La plupart de ces projets avaient été prévus sous la présidence de Hugo Chavez (1999-2013), qui avait renforcé ses liens avec le Brésil de l'ex-président Lula, tout en surfant sur la manne pétrolière. Mais depuis 2014, la production pétrolière a chuté et le Venezuela a plongé dans la crise. 

"Poudre aux yeux"

Odebrecht, qui a changé son nom, synonyme de corruption, pour devenir Novonor, réclame l'annulation de la suspension des contrats et demande à terminer les travaux, notamment des ponts sur l'Orénoque (centre) et sur le lac Maracaibo (nord-ouest) ou le complexe ferroviaire devant relier Caracas à ses Etats voisins de La Guaira et de Guatire. 

"Il est important de préciser que CNO (Construtora Norberto Odebrecht) n'a jamais abandonné les travaux qu'elle réalisait au Venezuela. Tous les contrats de travaux ont été résiliés unilatéralement par les différents clients de l'Etat", a déclaré Novonor à l'AFP.

Selon l'ONG Transparencia Venezuela, l'Etat a fait cesser les travaux, arrêtant également l'hémorragie financière.  

L'ONG souligne qu'en 2018 Odebrecht n'avait réalisé que neuf des 33 grands travaux commandés. L'Etat avait en plus déjà payé au conglomérat plus de 13 milliards de dollars pour 18 de ces 33 ouvrages. 

L'ex-procureure générale Luisa Ortega Diaz, avait estimé, elle depuis le Brésil où elle avait fui en 2017, que l'Etat avait déboursé 30 milliards de dollars à Odebrecht pour des travaux incomplets. 

Mais, son successeur, le procureur général Tarek William Saab avait déclaré à l'AFP en 2017 que les allégations de l'ex-procureure seraient examinées. Il avait toutefois écarté l'idée de poursuivre M. Maduro.

L'Etat a repris certains travaux en septembre 2019 sans l'aide d'Odebrecht et donc "sans disposer des plans", a fait valoir en janvier le ministre des Transports, Hipolito Abreu. "Il a fallu reprendre les travaux d'ingénierie", a-t-il justifié.

Si le chef de l'Etat a promis à plusieurs reprises l'achèvement des travaux, aucun calendrier n'a été dévoilé. 

"Odebrecht avait l'habitude de jeter de la poudre aux yeux!
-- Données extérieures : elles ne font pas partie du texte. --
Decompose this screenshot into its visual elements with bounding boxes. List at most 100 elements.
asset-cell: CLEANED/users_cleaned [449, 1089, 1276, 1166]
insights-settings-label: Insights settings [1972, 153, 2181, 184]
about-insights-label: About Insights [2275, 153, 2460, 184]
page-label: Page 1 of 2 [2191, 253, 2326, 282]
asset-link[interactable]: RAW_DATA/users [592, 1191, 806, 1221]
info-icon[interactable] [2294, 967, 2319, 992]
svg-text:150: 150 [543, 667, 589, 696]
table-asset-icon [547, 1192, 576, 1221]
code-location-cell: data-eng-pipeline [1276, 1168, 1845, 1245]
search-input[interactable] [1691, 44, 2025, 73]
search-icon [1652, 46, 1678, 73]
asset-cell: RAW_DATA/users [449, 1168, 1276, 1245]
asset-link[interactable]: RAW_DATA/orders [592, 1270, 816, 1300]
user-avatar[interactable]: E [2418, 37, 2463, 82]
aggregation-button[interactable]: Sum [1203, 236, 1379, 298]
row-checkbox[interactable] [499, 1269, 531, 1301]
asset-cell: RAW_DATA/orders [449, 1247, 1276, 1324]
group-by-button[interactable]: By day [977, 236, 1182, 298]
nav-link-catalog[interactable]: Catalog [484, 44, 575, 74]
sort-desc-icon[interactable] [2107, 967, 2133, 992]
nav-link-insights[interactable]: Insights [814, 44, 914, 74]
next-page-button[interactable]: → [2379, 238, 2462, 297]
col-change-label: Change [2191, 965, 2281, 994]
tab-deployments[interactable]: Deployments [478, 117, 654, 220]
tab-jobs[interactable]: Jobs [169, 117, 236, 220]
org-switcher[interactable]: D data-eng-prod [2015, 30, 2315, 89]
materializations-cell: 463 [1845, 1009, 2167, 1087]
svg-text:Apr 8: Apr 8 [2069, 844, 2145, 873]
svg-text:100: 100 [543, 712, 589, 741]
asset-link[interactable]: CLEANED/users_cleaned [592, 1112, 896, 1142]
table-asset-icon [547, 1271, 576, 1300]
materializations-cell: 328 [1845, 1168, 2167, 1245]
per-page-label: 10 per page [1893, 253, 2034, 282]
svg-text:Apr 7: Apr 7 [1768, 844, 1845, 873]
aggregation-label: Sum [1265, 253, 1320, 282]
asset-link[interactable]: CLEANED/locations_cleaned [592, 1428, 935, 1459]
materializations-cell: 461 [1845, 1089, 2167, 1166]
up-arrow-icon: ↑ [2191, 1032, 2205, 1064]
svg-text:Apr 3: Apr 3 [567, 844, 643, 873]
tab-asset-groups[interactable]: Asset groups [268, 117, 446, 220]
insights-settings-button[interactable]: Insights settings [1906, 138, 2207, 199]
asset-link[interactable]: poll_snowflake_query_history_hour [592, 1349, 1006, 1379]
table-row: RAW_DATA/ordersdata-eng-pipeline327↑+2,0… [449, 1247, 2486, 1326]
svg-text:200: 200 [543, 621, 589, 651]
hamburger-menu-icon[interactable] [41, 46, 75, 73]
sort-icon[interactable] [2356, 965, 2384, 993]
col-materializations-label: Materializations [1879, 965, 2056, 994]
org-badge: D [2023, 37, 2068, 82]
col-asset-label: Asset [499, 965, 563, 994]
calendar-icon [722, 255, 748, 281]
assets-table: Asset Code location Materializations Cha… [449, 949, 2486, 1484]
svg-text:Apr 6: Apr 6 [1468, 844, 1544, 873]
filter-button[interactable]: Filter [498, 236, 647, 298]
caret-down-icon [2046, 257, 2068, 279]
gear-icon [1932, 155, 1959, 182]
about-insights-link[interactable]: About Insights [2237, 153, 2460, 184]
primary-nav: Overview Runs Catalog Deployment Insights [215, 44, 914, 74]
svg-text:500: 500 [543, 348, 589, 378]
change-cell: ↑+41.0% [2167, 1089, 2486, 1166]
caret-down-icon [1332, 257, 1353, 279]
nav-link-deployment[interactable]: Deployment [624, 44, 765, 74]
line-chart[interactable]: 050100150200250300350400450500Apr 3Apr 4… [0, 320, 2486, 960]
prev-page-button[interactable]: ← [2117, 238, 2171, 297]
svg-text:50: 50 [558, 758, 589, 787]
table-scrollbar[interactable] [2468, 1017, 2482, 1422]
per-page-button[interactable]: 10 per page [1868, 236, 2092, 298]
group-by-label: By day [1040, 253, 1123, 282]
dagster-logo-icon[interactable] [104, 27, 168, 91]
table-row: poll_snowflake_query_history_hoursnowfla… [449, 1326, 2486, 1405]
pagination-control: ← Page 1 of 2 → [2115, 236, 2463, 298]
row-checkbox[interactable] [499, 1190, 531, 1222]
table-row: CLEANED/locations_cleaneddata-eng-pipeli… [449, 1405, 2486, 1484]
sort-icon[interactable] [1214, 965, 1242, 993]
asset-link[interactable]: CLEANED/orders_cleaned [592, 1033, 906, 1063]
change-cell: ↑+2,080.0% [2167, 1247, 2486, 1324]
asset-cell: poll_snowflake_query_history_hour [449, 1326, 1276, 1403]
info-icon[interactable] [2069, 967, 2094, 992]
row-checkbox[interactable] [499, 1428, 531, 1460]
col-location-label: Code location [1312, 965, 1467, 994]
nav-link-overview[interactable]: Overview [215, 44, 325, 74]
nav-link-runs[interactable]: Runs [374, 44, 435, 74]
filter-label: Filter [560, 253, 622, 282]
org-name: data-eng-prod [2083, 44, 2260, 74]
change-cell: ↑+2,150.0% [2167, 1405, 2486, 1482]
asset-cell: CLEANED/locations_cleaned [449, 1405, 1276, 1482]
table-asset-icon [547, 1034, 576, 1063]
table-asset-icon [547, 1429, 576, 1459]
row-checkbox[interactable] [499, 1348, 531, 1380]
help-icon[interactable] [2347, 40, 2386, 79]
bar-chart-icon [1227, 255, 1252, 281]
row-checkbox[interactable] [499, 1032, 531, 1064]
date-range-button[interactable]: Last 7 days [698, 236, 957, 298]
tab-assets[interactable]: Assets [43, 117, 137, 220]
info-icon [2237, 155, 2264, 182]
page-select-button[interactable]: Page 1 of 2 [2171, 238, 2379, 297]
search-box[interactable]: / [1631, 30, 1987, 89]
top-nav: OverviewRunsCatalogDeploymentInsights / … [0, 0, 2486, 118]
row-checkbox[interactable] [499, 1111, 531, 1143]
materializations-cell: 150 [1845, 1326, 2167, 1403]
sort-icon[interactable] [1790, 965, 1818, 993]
Comme s'ils étaient les seuls à pouvoir construire un pont surélevé, une tour... Nous pouvons le faire", a réaffirmé M. Maduro en septembre. 

La Cour suprême a suspendu "jusqu'à nouvel ordre" le procès contre le gouvernement, prévu initialement du 10 au 17 mars.

En parallèle, une autre action en justice a été engagée par le métro de Caracas contre Odebrecht pour un projet de construction de 2.400 logements n'ayant jamais vu le jour. 

L'affaire - sur laquelle Novonor ne s'est pas prononcé - porte sur un contrat de 76 millions de dollars, selon la Cour suprême qui poursuit l'enquête.